Glazer, most famously one half of the iconic friendship from the Comedy Central hit series “Broad City,” teamed up with Phoebe Robinson, one of two dope queens that host the beloved podcast, “2 Dope Queenz,” to bring us two individual stand-up sets. The duo makes a lot of sense. Together, they host a podcast called “Sooo Many White Guys,” a response to the overwhelming number of white males in comedy. In addition to Robinson and Glazer’s antics and chemistry, it makes a point of featuring guests who are mostly non-white and/or non-males. Both Glazer and Robinson are both brilliant, hilarious women and often use their comedy as a vessel to talk about sexuality, race, womanhood, romance, gender and pretty much anything else.

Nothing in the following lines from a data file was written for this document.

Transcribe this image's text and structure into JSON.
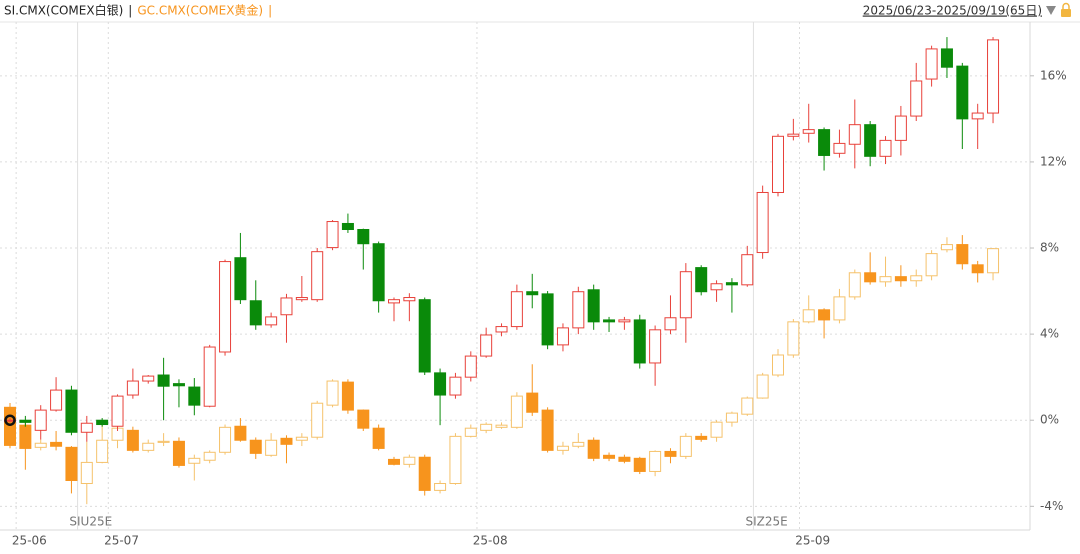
{
  "chart_data": {
    "type": "candlestick",
    "legend": [
      {
        "name": "SI.CMX(COMEX白银)",
        "color": "#222222"
      },
      {
        "name": "GC.CMX(COMEX黄金)",
        "color": "#f7941d"
      }
    ],
    "separator": "|",
    "range_label": "2025/06/23-2025/09/19(65日)",
    "categories": [
      null,
      "25-06",
      null,
      null,
      null,
      null,
      null,
      "25-07",
      null,
      null,
      null,
      null,
      null,
      null,
      null,
      null,
      null,
      null,
      null,
      null,
      null,
      null,
      null,
      null,
      null,
      null,
      null,
      null,
      null,
      null,
      null,
      "25-08",
      null,
      null,
      null,
      null,
      null,
      null,
      null,
      null,
      null,
      null,
      null,
      null,
      null,
      null,
      null,
      null,
      null,
      null,
      null,
      null,
      "25-09",
      null,
      null,
      null,
      null,
      null,
      null,
      null,
      null,
      null,
      null,
      null,
      null
    ],
    "contract_categories": [
      null,
      null,
      null,
      null,
      null,
      "SIU25E",
      null,
      null,
      null,
      null,
      null,
      null,
      null,
      null,
      null,
      null,
      null,
      null,
      null,
      null,
      null,
      null,
      null,
      null,
      null,
      null,
      null,
      null,
      null,
      null,
      null,
      null,
      null,
      null,
      null,
      null,
      null,
      null,
      null,
      null,
      null,
      null,
      null,
      null,
      null,
      null,
      null,
      null,
      null,
      "SIZ25E",
      null,
      null,
      null,
      null,
      null,
      null,
      null,
      null,
      null,
      null,
      null,
      null,
      null,
      null,
      null
    ],
    "ylim": [
      -5.1,
      18.5
    ],
    "yticks": [
      {
        "value": 16,
        "label": "16%"
      },
      {
        "value": 12,
        "label": "12%"
      },
      {
        "value": 8,
        "label": "8%"
      },
      {
        "value": 4,
        "label": "4%"
      },
      {
        "value": 0,
        "label": "0%"
      },
      {
        "value": -4,
        "label": "-4%"
      }
    ],
    "grid": true,
    "series": [
      {
        "name": "SI.CMX(COMEX白银)",
        "up_color": "#e8413a",
        "down_color": "#0a8a0a",
        "up_hollow": true,
        "open": [
          0,
          0,
          -0.47,
          0.47,
          1.4,
          -0.56,
          0,
          -0.28,
          1.17,
          1.82,
          2.1,
          1.7,
          1.54,
          0.65,
          3.17,
          7.55,
          5.55,
          4.43,
          4.9,
          5.6,
          5.6,
          8.02,
          9.14,
          8.86,
          8.2,
          5.45,
          5.55,
          5.6,
          2.2,
          1.17,
          2.0,
          2.98,
          4.1,
          4.35,
          5.97,
          5.87,
          3.5,
          4.29,
          6.06,
          4.66,
          4.57,
          4.66,
          2.66,
          4.2,
          4.76,
          7.09,
          6.06,
          6.39,
          6.29,
          7.79,
          10.58,
          13.19,
          13.33,
          13.5,
          12.4,
          12.82,
          13.73,
          12.26,
          13.0,
          14.13,
          15.85,
          17.25,
          16.45,
          14.0,
          14.27
        ],
        "high": [
          0.1,
          0.2,
          0.7,
          2.0,
          1.6,
          0.2,
          0.1,
          1.2,
          2.4,
          2.1,
          2.9,
          1.9,
          1.96,
          3.5,
          7.46,
          8.7,
          6.5,
          5.0,
          5.87,
          6.7,
          8.0,
          9.3,
          9.6,
          8.9,
          8.3,
          5.7,
          5.9,
          5.7,
          2.4,
          2.2,
          3.2,
          4.3,
          4.5,
          6.3,
          6.8,
          6.0,
          4.5,
          6.2,
          6.3,
          4.8,
          4.8,
          4.9,
          4.4,
          5.8,
          7.3,
          7.2,
          6.5,
          6.6,
          8.1,
          10.9,
          13.3,
          14.0,
          14.7,
          13.6,
          13.5,
          14.9,
          13.9,
          13.2,
          14.6,
          16.6,
          17.4,
          17.8,
          16.6,
          14.7,
          17.8
        ],
        "low": [
          -0.1,
          -0.3,
          -0.9,
          0.4,
          -0.7,
          -1.0,
          -0.3,
          -0.5,
          1.0,
          1.7,
          0.0,
          0.6,
          0.23,
          0.6,
          3.0,
          5.4,
          4.2,
          4.3,
          3.6,
          5.5,
          5.5,
          7.9,
          8.7,
          7.0,
          5.0,
          4.6,
          4.6,
          2.1,
          -0.23,
          1.0,
          1.8,
          2.9,
          3.9,
          4.2,
          5.2,
          3.3,
          3.2,
          4.0,
          4.2,
          4.1,
          4.2,
          2.4,
          1.6,
          4.0,
          3.6,
          5.8,
          5.5,
          5.0,
          6.2,
          7.5,
          10.4,
          13.0,
          12.9,
          11.6,
          12.2,
          11.7,
          11.8,
          11.9,
          12.3,
          13.9,
          15.5,
          15.9,
          12.6,
          12.6,
          13.8
        ],
        "close": [
          0,
          -0.1,
          0.47,
          1.4,
          -0.56,
          -0.14,
          -0.2,
          1.12,
          1.82,
          2.05,
          1.58,
          1.6,
          0.7,
          3.4,
          7.37,
          5.6,
          4.43,
          4.8,
          5.68,
          5.7,
          7.83,
          9.23,
          8.86,
          8.2,
          5.55,
          5.6,
          5.7,
          2.24,
          1.17,
          2.0,
          2.98,
          3.96,
          4.35,
          5.97,
          5.83,
          3.5,
          4.29,
          5.97,
          4.57,
          4.57,
          4.66,
          2.66,
          4.2,
          4.76,
          6.9,
          5.97,
          6.34,
          6.29,
          7.69,
          10.58,
          13.19,
          13.29,
          13.5,
          12.3,
          12.86,
          13.73,
          12.26,
          13.0,
          14.13,
          15.76,
          17.25,
          16.4,
          14.0,
          14.27,
          17.67
        ]
      },
      {
        "name": "GC.CMX(COMEX黄金)",
        "up_color": "#f5c26b",
        "down_color": "#f7941d",
        "up_hollow": true,
        "open": [
          0.6,
          -0.23,
          -1.26,
          -1.03,
          -1.26,
          -2.94,
          -1.96,
          -0.93,
          -0.47,
          -1.4,
          -1.03,
          -0.98,
          -2.0,
          -1.86,
          -1.49,
          -0.28,
          -0.93,
          -1.63,
          -0.84,
          -0.93,
          -0.79,
          0.7,
          1.77,
          0.47,
          -0.37,
          -1.82,
          -2.05,
          -1.72,
          -3.26,
          -2.94,
          -0.75,
          -0.47,
          -0.33,
          -0.33,
          1.26,
          0.47,
          -1.4,
          -1.21,
          -0.93,
          -1.63,
          -1.72,
          -1.77,
          -2.38,
          -1.45,
          -1.68,
          -0.75,
          -0.79,
          -0.09,
          0.28,
          1.03,
          2.1,
          3.03,
          4.57,
          5.13,
          4.66,
          5.73,
          6.85,
          6.43,
          6.67,
          6.48,
          6.71,
          7.92,
          8.16,
          7.22,
          6.85
        ],
        "high": [
          0.8,
          -0.1,
          -0.9,
          -0.5,
          -1.2,
          -1.0,
          -0.1,
          -0.2,
          -0.3,
          -0.9,
          -0.6,
          -0.8,
          -1.6,
          -1.4,
          -0.2,
          0.1,
          -0.8,
          -0.6,
          -0.7,
          -0.6,
          0.9,
          1.9,
          1.9,
          0.5,
          -0.2,
          -1.7,
          -1.6,
          -1.6,
          -2.8,
          -0.6,
          -0.2,
          -0.1,
          -0.1,
          1.3,
          2.6,
          0.6,
          -1.0,
          -0.6,
          -0.8,
          -1.5,
          -1.6,
          -1.7,
          -1.4,
          -1.3,
          -0.6,
          -0.6,
          0.0,
          0.4,
          1.1,
          2.2,
          3.3,
          4.7,
          5.8,
          5.2,
          6.1,
          7.0,
          7.8,
          7.6,
          7.2,
          7.0,
          7.9,
          8.5,
          8.6,
          7.4,
          8.0
        ],
        "low": [
          -1.3,
          -2.3,
          -1.4,
          -1.4,
          -3.4,
          -3.9,
          -2.0,
          -1.3,
          -1.5,
          -1.5,
          -1.2,
          -2.2,
          -2.8,
          -2.0,
          -1.6,
          -1.0,
          -1.8,
          -1.7,
          -2.0,
          -1.2,
          -0.9,
          0.6,
          0.3,
          -0.5,
          -1.4,
          -2.1,
          -2.2,
          -3.5,
          -3.4,
          -3.0,
          -0.8,
          -0.6,
          -0.4,
          -0.4,
          0.2,
          -1.5,
          -1.6,
          -1.3,
          -1.9,
          -1.9,
          -2.0,
          -2.5,
          -2.6,
          -2.0,
          -1.8,
          -1.0,
          -1.0,
          -0.3,
          0.2,
          1.0,
          2.0,
          2.9,
          4.5,
          3.8,
          4.5,
          5.6,
          6.3,
          6.2,
          6.2,
          6.2,
          6.5,
          7.8,
          7.0,
          6.4,
          6.5
        ],
        "close": [
          -1.17,
          -1.31,
          -1.07,
          -1.21,
          -2.8,
          -1.96,
          -0.93,
          -0.37,
          -1.4,
          -1.07,
          -0.98,
          -2.1,
          -1.77,
          -1.49,
          -0.33,
          -0.93,
          -1.54,
          -0.93,
          -1.12,
          -0.79,
          0.79,
          1.82,
          0.47,
          -0.37,
          -1.31,
          -2.05,
          -1.72,
          -3.26,
          -2.94,
          -0.75,
          -0.37,
          -0.19,
          -0.23,
          1.12,
          0.37,
          -1.4,
          -1.21,
          -1.03,
          -1.77,
          -1.77,
          -1.91,
          -2.38,
          -1.45,
          -1.68,
          -0.75,
          -0.89,
          -0.09,
          0.33,
          1.03,
          2.1,
          3.03,
          4.57,
          5.13,
          4.66,
          5.73,
          6.85,
          6.43,
          6.67,
          6.48,
          6.71,
          7.74,
          8.16,
          7.27,
          6.85,
          7.97
        ]
      }
    ]
  }
}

While feminism’s widespread growth into the mainstream — largely thanks to media like “2 Dope Queenz” and “Broad City” — is an incredible thing, I saw the poster for the tour and felt a bit uneasy. In it, Glazer stands next to Robinson, the brim of her hat reading “Feminist,” over poster text that reads the name of their tour: YQY (Yaaas Queen Yaaas). I love “Broad City” and “2 Dope Queenz” — and generally think both shows do a good job incorporating intersectional feminism into their content — but I think media as a whole warrants a critical discussion of feminism becoming an over-commercialized, over-simplified “brand” in substitute for the multi-faceted, complex ideology and social and political movement it is. I worried: What does it mean to pay to laugh at, be entertained by and celebrate womanhood in a time like this?
It took just a few minutes of the show for my fears to subside. While it’s important to be aware of the work to be done for all kinds of women on all fronts, there’s small but inherent work in the communion of collective female joy. That’s the gift Phoebe and Glazer gave to us. It surpassed being the goofy “brand” of feminism I wrongly worried about and turned into a night of self-care in the form of the laughter and positivity that we all need to keep going, especially right now.
Despite all the impeccable jokes and catharsis of their relatable stand-up sets, one of my favorite moments was actually an unplanned micro-moment unrelated to comedy. They flipped a coin to see which comedian would perform first and, after Glazer won, they cheered for each other and embraced in a genuine hug you’d give to a beloved family member or best friend. It was a small, sweet moment representative of the supportive and communal mood of the entire event and made me thankful for the kind, funny, brilliant women around me who filled the venue and stage.